Personal information
- Full name: Eric Lissenden
- Born: 1 January 1972 (age 54)
- Original team: Neerim-Neerim South
- Draft: No. 108, 1989 National Draft No. 65 1995 National Draft
- Height: 193 cm (6 ft 4 in)
- Weight: 90 kg (198 lb)

Playing career^{1}
- Years: Club / Games (Goals)
- 1996: North Melbourne / 2 (1)
- ^{1} Playing statistics correct to the end of 1996.

= Eric Lissenden =

Australian rules footballer

Eric Lissenden (born 1 January 1972) is a former Australian rules footballer who played with North Melbourne in the Australian Football League (AFL).

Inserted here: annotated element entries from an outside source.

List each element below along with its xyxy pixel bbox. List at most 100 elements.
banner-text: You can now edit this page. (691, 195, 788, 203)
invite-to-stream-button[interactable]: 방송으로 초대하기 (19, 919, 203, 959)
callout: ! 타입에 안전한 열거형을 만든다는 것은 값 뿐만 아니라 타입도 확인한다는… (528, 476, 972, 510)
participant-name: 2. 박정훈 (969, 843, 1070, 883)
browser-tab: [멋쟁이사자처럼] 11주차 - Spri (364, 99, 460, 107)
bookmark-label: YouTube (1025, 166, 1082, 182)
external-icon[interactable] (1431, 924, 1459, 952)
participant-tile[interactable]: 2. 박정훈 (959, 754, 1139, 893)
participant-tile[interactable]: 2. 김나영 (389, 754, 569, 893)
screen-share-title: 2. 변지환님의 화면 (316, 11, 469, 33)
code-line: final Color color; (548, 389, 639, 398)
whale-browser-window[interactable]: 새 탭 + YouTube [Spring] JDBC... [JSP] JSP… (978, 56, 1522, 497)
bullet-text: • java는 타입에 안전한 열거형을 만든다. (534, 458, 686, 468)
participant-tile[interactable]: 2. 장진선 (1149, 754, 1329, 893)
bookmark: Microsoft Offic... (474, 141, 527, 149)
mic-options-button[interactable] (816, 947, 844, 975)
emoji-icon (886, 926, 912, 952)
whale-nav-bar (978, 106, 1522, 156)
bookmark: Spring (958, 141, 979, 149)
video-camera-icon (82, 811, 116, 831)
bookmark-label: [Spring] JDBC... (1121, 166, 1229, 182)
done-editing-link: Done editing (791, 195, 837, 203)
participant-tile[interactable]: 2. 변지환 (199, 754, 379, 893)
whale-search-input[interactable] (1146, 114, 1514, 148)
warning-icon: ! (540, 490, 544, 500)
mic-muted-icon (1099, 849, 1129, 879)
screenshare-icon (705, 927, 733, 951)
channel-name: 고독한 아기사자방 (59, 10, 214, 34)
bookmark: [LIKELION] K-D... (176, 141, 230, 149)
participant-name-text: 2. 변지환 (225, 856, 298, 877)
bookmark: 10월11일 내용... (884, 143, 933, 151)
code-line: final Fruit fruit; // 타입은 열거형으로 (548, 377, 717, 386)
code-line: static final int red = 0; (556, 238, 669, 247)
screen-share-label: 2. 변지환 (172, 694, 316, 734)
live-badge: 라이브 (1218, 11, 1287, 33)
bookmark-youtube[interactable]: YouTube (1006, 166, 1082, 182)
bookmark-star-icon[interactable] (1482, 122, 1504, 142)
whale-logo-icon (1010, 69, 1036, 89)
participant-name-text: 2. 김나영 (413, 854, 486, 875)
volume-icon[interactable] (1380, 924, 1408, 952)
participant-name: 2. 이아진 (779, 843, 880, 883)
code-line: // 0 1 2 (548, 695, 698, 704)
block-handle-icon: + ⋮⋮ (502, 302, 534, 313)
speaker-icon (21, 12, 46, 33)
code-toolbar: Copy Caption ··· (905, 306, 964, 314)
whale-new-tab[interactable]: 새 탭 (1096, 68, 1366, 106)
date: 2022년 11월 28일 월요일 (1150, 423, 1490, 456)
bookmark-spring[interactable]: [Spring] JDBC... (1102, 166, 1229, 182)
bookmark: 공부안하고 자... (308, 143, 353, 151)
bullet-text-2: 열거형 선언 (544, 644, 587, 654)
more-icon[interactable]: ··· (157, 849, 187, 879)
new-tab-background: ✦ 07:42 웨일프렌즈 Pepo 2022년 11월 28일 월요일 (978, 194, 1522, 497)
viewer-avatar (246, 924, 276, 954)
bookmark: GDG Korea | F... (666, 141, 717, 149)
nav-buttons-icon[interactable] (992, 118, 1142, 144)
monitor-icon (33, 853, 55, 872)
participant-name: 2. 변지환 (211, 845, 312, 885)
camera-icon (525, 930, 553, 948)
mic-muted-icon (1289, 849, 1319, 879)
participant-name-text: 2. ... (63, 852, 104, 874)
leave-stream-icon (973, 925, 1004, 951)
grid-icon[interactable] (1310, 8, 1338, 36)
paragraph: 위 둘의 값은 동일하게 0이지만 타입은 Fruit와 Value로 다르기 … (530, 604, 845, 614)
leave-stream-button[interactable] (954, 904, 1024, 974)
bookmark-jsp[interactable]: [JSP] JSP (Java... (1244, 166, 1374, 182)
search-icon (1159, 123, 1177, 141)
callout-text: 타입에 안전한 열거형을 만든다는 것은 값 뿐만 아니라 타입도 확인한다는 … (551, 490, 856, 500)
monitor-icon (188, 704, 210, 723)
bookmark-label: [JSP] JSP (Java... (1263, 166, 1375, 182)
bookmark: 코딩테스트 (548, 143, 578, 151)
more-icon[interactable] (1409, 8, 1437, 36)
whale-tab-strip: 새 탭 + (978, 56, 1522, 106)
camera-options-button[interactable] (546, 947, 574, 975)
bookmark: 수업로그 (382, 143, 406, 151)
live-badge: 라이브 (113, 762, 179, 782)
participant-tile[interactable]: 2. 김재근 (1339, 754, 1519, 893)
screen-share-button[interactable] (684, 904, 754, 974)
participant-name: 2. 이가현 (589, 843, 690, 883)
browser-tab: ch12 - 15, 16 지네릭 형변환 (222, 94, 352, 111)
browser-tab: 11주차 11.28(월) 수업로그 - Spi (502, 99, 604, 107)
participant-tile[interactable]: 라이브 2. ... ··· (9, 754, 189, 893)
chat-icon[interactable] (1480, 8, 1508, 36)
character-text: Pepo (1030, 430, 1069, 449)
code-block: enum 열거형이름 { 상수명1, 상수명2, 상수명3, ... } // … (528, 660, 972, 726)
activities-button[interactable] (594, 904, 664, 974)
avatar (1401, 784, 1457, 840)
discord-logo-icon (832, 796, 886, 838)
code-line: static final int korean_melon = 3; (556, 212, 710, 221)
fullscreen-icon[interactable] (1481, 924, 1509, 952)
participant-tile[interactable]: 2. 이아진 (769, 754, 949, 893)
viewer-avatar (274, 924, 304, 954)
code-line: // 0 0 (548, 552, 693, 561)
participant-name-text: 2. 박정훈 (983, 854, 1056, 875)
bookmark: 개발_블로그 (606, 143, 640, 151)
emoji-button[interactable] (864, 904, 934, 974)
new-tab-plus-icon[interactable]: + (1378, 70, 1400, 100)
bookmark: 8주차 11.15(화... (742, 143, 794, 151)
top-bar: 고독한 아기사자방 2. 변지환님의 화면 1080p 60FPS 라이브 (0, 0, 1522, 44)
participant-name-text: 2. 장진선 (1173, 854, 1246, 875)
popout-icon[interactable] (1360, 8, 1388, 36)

Lissenden first came to North Melbourne via the 1989 National Draft, from Neerim-Neerim South. He was a key position forward and finished as the leading goalkicker in the Under 19s league for the 1990 season but didn't get to make a senior appearance. He instead made his way to Essendon, in the 1992 Mid-Season Draft. At Essendon he also failed to appear at AFL level but was given a second chance by North Melbourne in the 1995 National Draft, while playing for Warragul Industrials. He finally made his AFL debut in round 14 of the 1996 season in a win over Carlton at the Melbourne Cricket Ground and played his only other senior game the following round against Collingwood.